2. Zing Zang Blood Mary Mix

This is the easiest mix to probably find, provides an easy base, and is easy to be friends with. It has a lot of celery salt to balance the tomato, but, overall, isn’t crazy in any way. Add some lemon and Worcestershire plus plenty of vodka, though, and you’ll have a GREAT morning.

3. Tabasco Mildly Seasoned Bloody Mary Mix

Are you new to Bloody Marys and trying not to be a pussy? Here’s a bottle of mix for you. Tomatoes plus salt, Worcestershire, hot sauce, and spices equal a tame but yummy mix. Also, this shit isn’t vegetarian—so feel free to garnish with extra bacon.

4. Dave’s Gourmet Original Bloody Mary Mix

Do you crave heat and frequently order things Indian or Thai hot? Grab a bottle of this shit to blow your hangover out of your body. This mix combines a thick, sweet tomato base (think the pizza sauce from Papa John’s) with a kick of heat. You may need to doctor with more citrus, but, overall, it’s nommy.

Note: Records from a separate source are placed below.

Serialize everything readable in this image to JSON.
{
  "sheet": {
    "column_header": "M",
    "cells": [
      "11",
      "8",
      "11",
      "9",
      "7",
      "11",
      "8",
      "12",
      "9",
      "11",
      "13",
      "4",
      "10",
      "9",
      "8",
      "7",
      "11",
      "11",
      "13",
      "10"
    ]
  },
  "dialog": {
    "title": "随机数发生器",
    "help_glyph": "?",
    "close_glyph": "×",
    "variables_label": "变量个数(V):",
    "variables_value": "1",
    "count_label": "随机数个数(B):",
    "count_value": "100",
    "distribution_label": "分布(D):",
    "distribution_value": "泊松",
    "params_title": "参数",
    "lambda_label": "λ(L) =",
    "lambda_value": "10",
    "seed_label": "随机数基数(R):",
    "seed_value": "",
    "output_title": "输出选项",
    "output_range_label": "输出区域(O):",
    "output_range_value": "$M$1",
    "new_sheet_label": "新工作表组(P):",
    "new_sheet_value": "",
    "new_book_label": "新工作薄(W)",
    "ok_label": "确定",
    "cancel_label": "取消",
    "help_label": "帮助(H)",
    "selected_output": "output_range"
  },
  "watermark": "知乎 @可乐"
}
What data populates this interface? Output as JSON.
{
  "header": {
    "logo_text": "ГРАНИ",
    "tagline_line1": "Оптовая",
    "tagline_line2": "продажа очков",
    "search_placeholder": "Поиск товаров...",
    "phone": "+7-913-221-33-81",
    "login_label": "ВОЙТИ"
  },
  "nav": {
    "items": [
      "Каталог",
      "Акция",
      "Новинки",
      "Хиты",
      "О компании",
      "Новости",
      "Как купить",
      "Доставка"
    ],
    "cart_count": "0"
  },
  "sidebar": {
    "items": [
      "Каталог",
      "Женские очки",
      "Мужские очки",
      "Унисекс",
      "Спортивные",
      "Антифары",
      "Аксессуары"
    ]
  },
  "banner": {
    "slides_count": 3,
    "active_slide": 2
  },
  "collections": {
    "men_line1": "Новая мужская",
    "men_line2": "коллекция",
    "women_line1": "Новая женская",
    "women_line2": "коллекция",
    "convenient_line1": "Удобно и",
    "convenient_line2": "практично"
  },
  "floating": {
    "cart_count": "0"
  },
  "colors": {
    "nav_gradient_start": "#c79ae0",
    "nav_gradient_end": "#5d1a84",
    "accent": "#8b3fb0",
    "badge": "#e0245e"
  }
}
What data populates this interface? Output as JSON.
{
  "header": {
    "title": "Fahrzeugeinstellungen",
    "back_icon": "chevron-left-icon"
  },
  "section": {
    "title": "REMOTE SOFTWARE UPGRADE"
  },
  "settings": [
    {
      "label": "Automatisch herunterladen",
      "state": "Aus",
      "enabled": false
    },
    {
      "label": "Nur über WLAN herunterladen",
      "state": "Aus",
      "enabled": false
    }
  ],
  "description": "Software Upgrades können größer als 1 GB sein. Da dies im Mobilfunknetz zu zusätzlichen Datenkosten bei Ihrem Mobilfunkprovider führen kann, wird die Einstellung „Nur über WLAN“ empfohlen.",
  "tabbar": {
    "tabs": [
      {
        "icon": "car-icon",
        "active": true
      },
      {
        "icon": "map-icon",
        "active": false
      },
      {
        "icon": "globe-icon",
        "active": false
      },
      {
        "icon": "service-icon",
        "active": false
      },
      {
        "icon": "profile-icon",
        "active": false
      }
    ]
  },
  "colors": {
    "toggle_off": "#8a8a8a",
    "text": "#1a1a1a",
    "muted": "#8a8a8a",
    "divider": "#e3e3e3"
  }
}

5. McClure’s Pickles Bloody Mary Mix

Are you weirdly into pickles and all things that are pickled or could potentially be pickled? Grab this shit, weirdo. There’s a LOT of vinegar in here which tones down the tomato. So, if you’re into spice, salt, sour, and feeling oddly powerful after drinking a lot of apple cider vinegar, this is the mix for you.

6. Hoosier Momma Spicy Blood Mary Maker

There’s a mild version of this mix for pussies those who aren’t into spice, but trust us when we say this shit is a fav. Along with the nearly blinding heat, you’ll get a hint of sweetness in the thick mix. Make sure to add lots of ice and booze to thin it out. 

7. Employees Only Blood Mary Mix

Crave Worcestershire and pepper in your morning drank? Grab this shit. It has a great blend of spice, salt, horseradish, and vinegar to combat the sweetness from the tomato. This one will impress your friends and is good enough to convince them you made it yourself. 

8. Master of Mixes 5 Pepper Bloody Mary Mix

Like peppers and veggies more than tomatoes? Cool, grab this. You’ll get lots of bell and chipotle peppers up front which combat the whole tomato thing. It’s got some lingering heat, though, so beware of that shit.

9. Dr. Swami & Bone Daddy’s Spicy Cajun Bloody Mary Mix

Ignore the really stupid bottle and just buy this on impulse. You’ll get a great blend of a more savory mix with plenty of hot sauce and umami flavor. Oh, and don’t serve this shit to your vegan friends—it has beef broth in it.

10. Ripe Pure Squeezed San Marzano Bloody Mary Mix

If you’re a Whole Foods jungle freak frequenter, this is the Bloody Mary mix for you. It combines the usual suspects like tomatoes and celery with salt and spice for a crowd-pleasing mix.